I'm telling you this not because I want your sympathy. I'm telling you because this brand is about real rest — and real rest rarely looks like a candle and a bath bomb. Sometimes it looks like stepping away from everything you built because your family needs you more. Sometimes it looks like putting the laptop down and sitting in the discomfort of grief without trying to be productive through it.

What I had to let wait

The business waited. The posts didn't go up. The newsletter didn't go out. The roadmap I had in my head — all the things I was going to do this month — sat in a document unopened.

And here's what I've been sitting with since: that was the right call.

I spent so many years being the person who pushes through. Who shows up anyway. Who treats "I'm fine" as both a lie and an aspiration. The Cozy Method Co exists, in part, because I got exhausted enough to finally question that pattern. To ask whether rest was something I had to earn or something I was allowed to just... take. When I needed it.

Grief doesn't negotiate. Kids don't pause. Life doesn't look at your content calendar and say, "You know what, now's not a great time for me either." It just keeps going. And sometimes the bravest thing you can do — the most self-aware, most honest, most aligned-with-your-values thing you can do — is stop performing and just survive the season.

That's what I did. And I'm back now.

What The Cozy Method actually stands for

I want to say something clearly, because I think it matters:

Rest is not a reward. It is not a luxury you unlock after you finish everything on the list. It is not a treat for when you've been productive enough. And it is absolutely not a performance — it doesn't have to look soft and aesthetic and neatly photographed to count.
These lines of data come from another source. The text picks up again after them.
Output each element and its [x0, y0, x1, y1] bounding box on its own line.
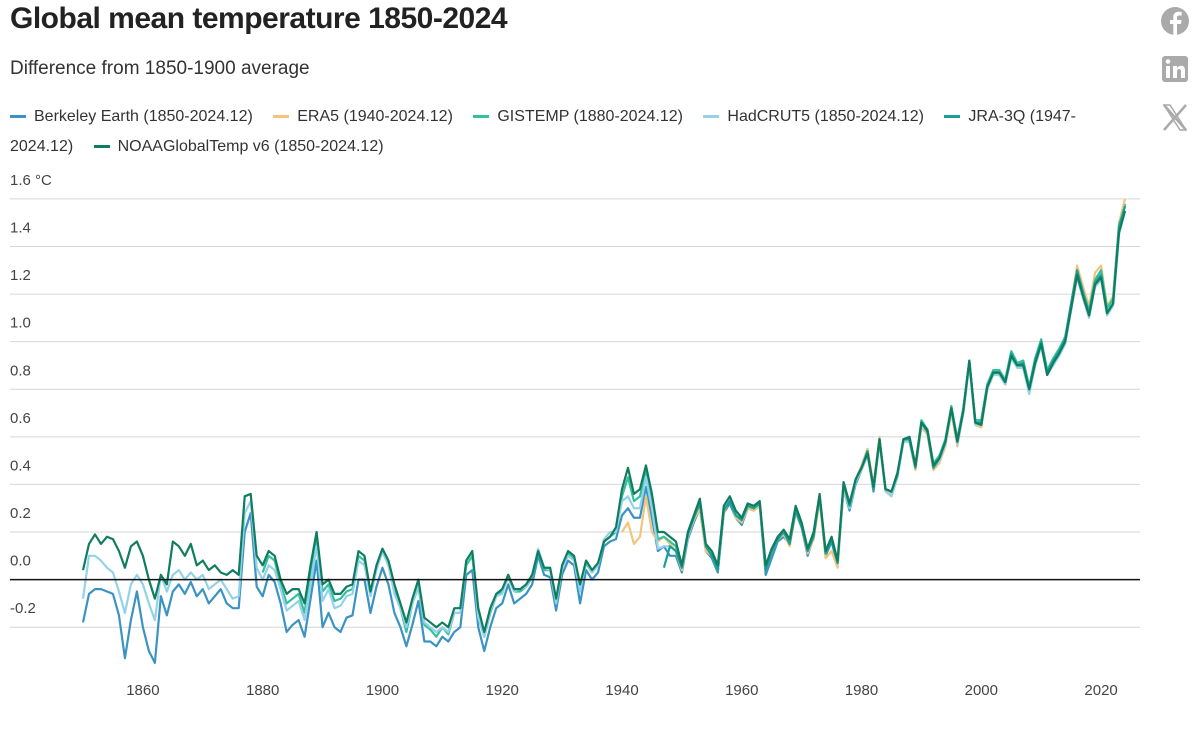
legend-swatch	[10, 115, 26, 119]
x-tick-label: 1880	[246, 682, 279, 699]
legend-swatch	[944, 115, 961, 119]
x-tick-label: 1980	[845, 682, 878, 699]
y-tick-label: 0.8	[10, 362, 31, 379]
x-tick-label: 1860	[126, 682, 159, 699]
legend-label: JRA-3Q (1947-2024.12)	[10, 108, 1076, 155]
legend: Berkeley Earth (1850-2024.12) ERA5 (1940…	[10, 102, 1140, 162]
y-tick-label: 0.2	[10, 505, 31, 522]
y-tick-label: 0.6	[10, 410, 31, 427]
legend-item: NOAAGlobalTemp v6 (1850-2024.12)	[93, 138, 384, 155]
linkedin-icon[interactable]	[1162, 56, 1188, 82]
legend-swatch	[703, 115, 720, 119]
legend-swatch	[273, 115, 290, 119]
y-tick-label: -0.2	[10, 600, 36, 617]
series-line	[621, 198, 1127, 572]
legend-label: Berkeley Earth (1850-2024.12)	[34, 108, 253, 125]
legend-item: GISTEMP (1880-2024.12)	[473, 108, 683, 125]
y-tick-label: 1.6 °C	[10, 172, 52, 189]
y-tick-label: 1.0	[10, 315, 31, 332]
y-tick-label: 0.0	[10, 553, 31, 570]
series-line	[81, 210, 1127, 634]
chart-title: Global mean temperature 1850-2024	[10, 2, 508, 35]
legend-label: NOAAGlobalTemp v6 (1850-2024.12)	[117, 138, 384, 155]
legend-swatch	[93, 145, 110, 149]
legend-label: GISTEMP (1880-2024.12)	[497, 108, 683, 125]
facebook-icon[interactable]	[1161, 7, 1189, 36]
legend-item: Berkeley Earth (1850-2024.12)	[10, 108, 253, 125]
legend-label: HadCRUT5 (1850-2024.12)	[727, 108, 924, 125]
legend-item: HadCRUT5 (1850-2024.12)	[703, 108, 924, 125]
y-tick-label: 1.2	[10, 267, 31, 284]
y-tick-label: 0.4	[10, 457, 31, 474]
share-icons	[1161, 7, 1189, 131]
series-line	[662, 205, 1127, 572]
legend-label: ERA5 (1940-2024.12)	[297, 108, 453, 125]
legend-swatch	[473, 115, 490, 119]
legend-item: JRA-3Q (1947-2024.12)	[10, 108, 1076, 155]
x-tick-label: 1920	[486, 682, 519, 699]
x-tick-label: 1900	[366, 682, 399, 699]
x-icon[interactable]	[1162, 104, 1188, 131]
chart-subtitle: Difference from 1850-1900 average	[10, 58, 310, 79]
x-tick-label: 2020	[1084, 682, 1117, 699]
x-tick-label: 2000	[965, 682, 998, 699]
x-tick-label: 1940	[605, 682, 638, 699]
x-tick-label: 1960	[725, 682, 758, 699]
legend-item: ERA5 (1940-2024.12)	[273, 108, 453, 125]
chart: -0.2 0.0 0.2 0.4 0.6 0.8 1.0 1.2 1.4 1.6 °C 1860 18…	[10, 172, 1140, 699]
y-tick-label: 1.4	[10, 219, 31, 236]
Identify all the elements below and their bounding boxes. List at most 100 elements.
Sometimes the cozy life looks like wrapping yourself in a blanket and crying because you miss someone. Sometimes it looks like calling a family member instead of answering emails. Sometimes it looks like being completely unreachable for a few days because you have nothing left to give the world, and what you have left needs to go to your kids.

That's rest. Messy, unglamorous, necessary rest.

Everything we make — the blankets, the throws, the little physical things designed to make your home feel softer — they're meant to support that. To be there when you need to wrap yourself up and disappear for a minute. Not to be props in a performance of self-care that's really just more pressure to look put-together.

What's next

I'm back. Not because I'm all the way healed or because everything is resolved — grief doesn't work like that, and honestly neither does life with small kids. I'm back because I'm ready to be here again. The fog lifted enough that I can show up, and I'm choosing to.

There's more coming — more content, more products, and some things I've been quietly building that I'm genuinely excited to share. The brand is intact. I'm intact. A little worn, but intact.

And for anyone who noticed the silence and wondered: thank you for wondering. It meant something, even when I wasn't in a place to respond to it.

If you've been in survival mode too

You are not behind. You are not failing. You did not miss the window for getting your life together or being the person you're trying to be. You are here — still here, still breathing, still trying — and that is enough.

Survival mode is not a character flaw. It is what happens when real life collides with the version of your life you were hoping to have. The comeback isn't about catching up on everything you missed. It's about deciding you're ready to be present again, and showing up — just like this, exactly as you are.

That's what I'm doing. I hope you'll do it with me.